Was vom Tage übrig bleibt (26): Das Korruptionsproblem im Handball

Oops, dass ich das noch erleben durfte. Ich verlinke (wahrscheinlich zum ersten Mal überhaupt) auf die Webseite des kicker, oder, wie es im deutschen Fußballjournalismus oft heißt: zum „Fachorgan Kicker“, das doch, wie ich finde, über etliche anrüchige Vorgänge im Sport gar nicht oder nur unzureichend berichtet.

Soeben greift kicker.de eine Meldung der dpa auf, die Frank „Ehrenmann“ Bohmann, den Geschäftsführer der Handball-Bundesliga e.V. (HBL), so zitiert:

Dass es im Handball ein Korruptionsproblem gibt, ist nicht mehr von der Hand zu weisen. Ich sehe die einzige Chance darin, dass wir unter Zuhilfenahme von externen Experten den Sumpf trockenlegen müssen. Wenn wir Glaubwürdigkeit zurückgewinnen wollen, nicht behalten, sondern wiedergewinnen wollen, müssen wir diesen Weg gehen.

Herr Bohmann lernt täglich dazu. Es lohnt sich, seine Aussagen im Verlaufe der vergangenen zwei Wochen zu studieren. Da hat sich doch einiges getan, bis es zu dieser (nahe liegenden) Analyse kam. Natürlich hat der Handball ein Korruptionsproblem, wie der gesamte Sport. Jetzt bin ich aber gespannt, welche externen Experten den Sumpf trocken legen.

Nach dem dubiosen Bargeldfund im Gepäck der besten deutschen Schiedsrichter handelt nun erstmals auch die European Handball Federation: Die EHF suspendiert die Magdeburger Bernd Ullrich und Frank Lemme. Wo soll das noch hinführen?

Ach ja, und diese Gelegenheit möchte ich nutzen und unbedingt noch einmal an die wunderbare, bis heute aber leider nicht aufgeklärte, Korruptionsgeschichte aus Magdeburg zu erinnern: Hübsch aufgeschrieben von Claudio Catuogno: Bernd Uwe Hildebrandt, einstiger Chef der HBL – der König der Fördertöpfe.

50 Gedanken zu „Was vom Tage übrig bleibt (26): Das Korruptionsproblem im Handball“

  1. Also, wenn du diesen Eintrag etwas später geschrieben hättest, hättest du bestimmt eine andere Quelle gefunden und hättest nicht auf kicker.de verlinken müssen.

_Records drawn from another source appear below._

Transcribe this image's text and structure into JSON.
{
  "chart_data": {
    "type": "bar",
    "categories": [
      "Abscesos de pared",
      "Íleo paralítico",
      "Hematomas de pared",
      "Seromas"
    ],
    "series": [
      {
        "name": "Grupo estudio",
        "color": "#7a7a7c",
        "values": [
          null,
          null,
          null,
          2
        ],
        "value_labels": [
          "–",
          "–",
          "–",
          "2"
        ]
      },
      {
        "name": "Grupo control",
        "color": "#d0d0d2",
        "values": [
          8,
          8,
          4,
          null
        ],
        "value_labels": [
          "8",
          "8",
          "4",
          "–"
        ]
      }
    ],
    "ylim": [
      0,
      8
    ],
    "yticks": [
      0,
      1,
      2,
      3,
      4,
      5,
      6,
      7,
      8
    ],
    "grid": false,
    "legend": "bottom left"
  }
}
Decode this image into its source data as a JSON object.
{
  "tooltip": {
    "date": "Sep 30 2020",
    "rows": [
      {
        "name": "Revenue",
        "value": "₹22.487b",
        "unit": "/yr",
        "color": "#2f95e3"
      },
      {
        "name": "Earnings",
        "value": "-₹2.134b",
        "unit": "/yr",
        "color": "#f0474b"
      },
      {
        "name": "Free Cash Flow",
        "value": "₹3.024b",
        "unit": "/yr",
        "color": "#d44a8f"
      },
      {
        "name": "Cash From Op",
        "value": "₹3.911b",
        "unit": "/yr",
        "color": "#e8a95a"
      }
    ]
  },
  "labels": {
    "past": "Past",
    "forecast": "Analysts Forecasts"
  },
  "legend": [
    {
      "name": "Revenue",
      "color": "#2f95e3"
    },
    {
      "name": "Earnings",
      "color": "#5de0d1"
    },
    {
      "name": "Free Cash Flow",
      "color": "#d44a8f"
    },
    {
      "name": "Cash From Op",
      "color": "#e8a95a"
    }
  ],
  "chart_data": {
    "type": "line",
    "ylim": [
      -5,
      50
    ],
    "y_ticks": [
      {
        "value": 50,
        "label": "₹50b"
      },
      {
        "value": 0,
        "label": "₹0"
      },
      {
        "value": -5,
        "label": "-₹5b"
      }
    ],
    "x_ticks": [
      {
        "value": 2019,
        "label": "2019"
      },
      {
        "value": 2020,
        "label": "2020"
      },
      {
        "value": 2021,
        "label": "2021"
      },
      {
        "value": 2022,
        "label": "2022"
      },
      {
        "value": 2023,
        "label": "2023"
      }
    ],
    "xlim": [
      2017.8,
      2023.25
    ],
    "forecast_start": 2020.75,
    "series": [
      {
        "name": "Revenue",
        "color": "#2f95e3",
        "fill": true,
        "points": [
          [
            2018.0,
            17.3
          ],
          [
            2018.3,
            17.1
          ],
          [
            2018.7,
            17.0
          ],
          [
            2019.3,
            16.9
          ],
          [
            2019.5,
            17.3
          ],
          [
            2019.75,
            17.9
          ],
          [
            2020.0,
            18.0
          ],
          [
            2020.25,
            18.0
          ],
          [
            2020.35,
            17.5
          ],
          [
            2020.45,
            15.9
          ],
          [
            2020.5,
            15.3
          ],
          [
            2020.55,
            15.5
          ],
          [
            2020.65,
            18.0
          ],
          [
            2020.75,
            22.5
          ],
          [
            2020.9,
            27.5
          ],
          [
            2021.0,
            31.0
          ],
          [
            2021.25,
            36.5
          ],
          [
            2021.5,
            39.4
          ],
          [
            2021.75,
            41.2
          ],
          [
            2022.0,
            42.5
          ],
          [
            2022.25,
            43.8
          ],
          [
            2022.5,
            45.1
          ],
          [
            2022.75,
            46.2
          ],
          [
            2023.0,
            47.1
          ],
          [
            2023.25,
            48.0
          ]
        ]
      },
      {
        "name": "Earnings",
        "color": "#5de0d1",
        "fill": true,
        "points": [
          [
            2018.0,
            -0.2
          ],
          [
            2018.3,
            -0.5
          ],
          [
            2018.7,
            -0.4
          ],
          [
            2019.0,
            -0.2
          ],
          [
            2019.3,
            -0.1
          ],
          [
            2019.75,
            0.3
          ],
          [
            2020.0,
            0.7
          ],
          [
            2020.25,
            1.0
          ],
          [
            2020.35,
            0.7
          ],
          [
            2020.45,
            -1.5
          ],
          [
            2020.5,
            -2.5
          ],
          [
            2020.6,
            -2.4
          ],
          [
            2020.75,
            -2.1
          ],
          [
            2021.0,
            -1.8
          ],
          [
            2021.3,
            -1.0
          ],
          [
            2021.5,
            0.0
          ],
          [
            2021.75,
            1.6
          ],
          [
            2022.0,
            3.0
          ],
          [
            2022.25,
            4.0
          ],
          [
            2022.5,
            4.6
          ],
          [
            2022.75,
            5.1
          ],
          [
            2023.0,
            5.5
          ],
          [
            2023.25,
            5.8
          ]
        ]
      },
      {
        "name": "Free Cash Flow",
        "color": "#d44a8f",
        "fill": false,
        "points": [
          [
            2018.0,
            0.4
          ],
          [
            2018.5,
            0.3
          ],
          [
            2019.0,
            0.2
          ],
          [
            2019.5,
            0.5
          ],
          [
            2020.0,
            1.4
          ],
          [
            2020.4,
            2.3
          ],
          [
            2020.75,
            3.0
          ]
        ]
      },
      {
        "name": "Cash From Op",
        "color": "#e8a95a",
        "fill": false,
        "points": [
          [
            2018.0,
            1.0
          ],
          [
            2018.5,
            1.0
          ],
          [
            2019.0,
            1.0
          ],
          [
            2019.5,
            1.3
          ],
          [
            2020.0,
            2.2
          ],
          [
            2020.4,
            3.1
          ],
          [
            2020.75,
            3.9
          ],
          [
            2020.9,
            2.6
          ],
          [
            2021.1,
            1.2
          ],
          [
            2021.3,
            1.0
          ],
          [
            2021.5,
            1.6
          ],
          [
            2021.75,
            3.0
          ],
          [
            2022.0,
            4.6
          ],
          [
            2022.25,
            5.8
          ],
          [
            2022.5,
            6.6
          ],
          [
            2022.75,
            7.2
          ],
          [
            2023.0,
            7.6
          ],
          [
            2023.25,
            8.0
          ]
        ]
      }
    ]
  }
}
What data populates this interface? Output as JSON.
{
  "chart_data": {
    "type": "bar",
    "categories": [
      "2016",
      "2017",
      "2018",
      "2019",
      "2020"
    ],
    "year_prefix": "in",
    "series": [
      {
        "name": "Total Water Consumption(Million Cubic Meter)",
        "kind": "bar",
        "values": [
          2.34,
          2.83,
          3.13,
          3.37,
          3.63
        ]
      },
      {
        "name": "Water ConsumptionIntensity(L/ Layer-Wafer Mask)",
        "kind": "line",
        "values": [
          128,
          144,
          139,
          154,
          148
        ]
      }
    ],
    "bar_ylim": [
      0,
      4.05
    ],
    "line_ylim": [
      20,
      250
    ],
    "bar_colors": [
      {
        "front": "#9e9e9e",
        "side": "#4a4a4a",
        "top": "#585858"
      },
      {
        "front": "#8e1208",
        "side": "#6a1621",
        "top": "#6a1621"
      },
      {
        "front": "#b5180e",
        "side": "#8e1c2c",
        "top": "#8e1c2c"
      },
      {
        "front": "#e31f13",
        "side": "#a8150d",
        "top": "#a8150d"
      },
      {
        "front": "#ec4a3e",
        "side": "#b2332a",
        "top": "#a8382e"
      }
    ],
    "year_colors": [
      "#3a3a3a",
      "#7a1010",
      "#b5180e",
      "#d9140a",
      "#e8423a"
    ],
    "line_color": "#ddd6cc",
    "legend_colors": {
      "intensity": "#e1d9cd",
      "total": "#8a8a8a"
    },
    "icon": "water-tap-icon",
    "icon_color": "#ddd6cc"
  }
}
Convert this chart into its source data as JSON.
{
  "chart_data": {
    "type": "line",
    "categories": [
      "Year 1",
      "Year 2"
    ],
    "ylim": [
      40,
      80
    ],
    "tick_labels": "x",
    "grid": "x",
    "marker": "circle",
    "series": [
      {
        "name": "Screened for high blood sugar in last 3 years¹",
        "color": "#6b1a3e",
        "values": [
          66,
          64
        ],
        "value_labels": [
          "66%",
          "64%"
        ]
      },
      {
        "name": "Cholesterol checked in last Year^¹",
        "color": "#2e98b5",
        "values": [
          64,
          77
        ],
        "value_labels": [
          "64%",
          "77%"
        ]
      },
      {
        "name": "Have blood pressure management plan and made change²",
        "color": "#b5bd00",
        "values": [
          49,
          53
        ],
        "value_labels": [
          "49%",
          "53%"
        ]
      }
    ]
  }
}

Allerdings wäre denn auch der Eröffnungsgag futsch, also ist alles gut.
    Und warum sollten wir Fachleute hier nicht wieder wie damals einem Sportverband helfen? Ich erbitte also hiermit eine abstimmung, welcher Experte der HBL helfen soll und kündige auch schon mal meine Stimme für JMW an!

    Ach ja, wie war das noch gleich mit dem „kostenlosen Service“? Den habe ich schon vermisst.

  2. @ Gua: Der Service wird in Kürze nachgeholt, nimm bitte das Ehrenwort eines Ehrenmannes entgegen.

  3. Klar doch, aber warum nicht gleich den Service bieten? Ich wollte das übrigens auch, aber irgendwie hat das diesmal nicht geklappt.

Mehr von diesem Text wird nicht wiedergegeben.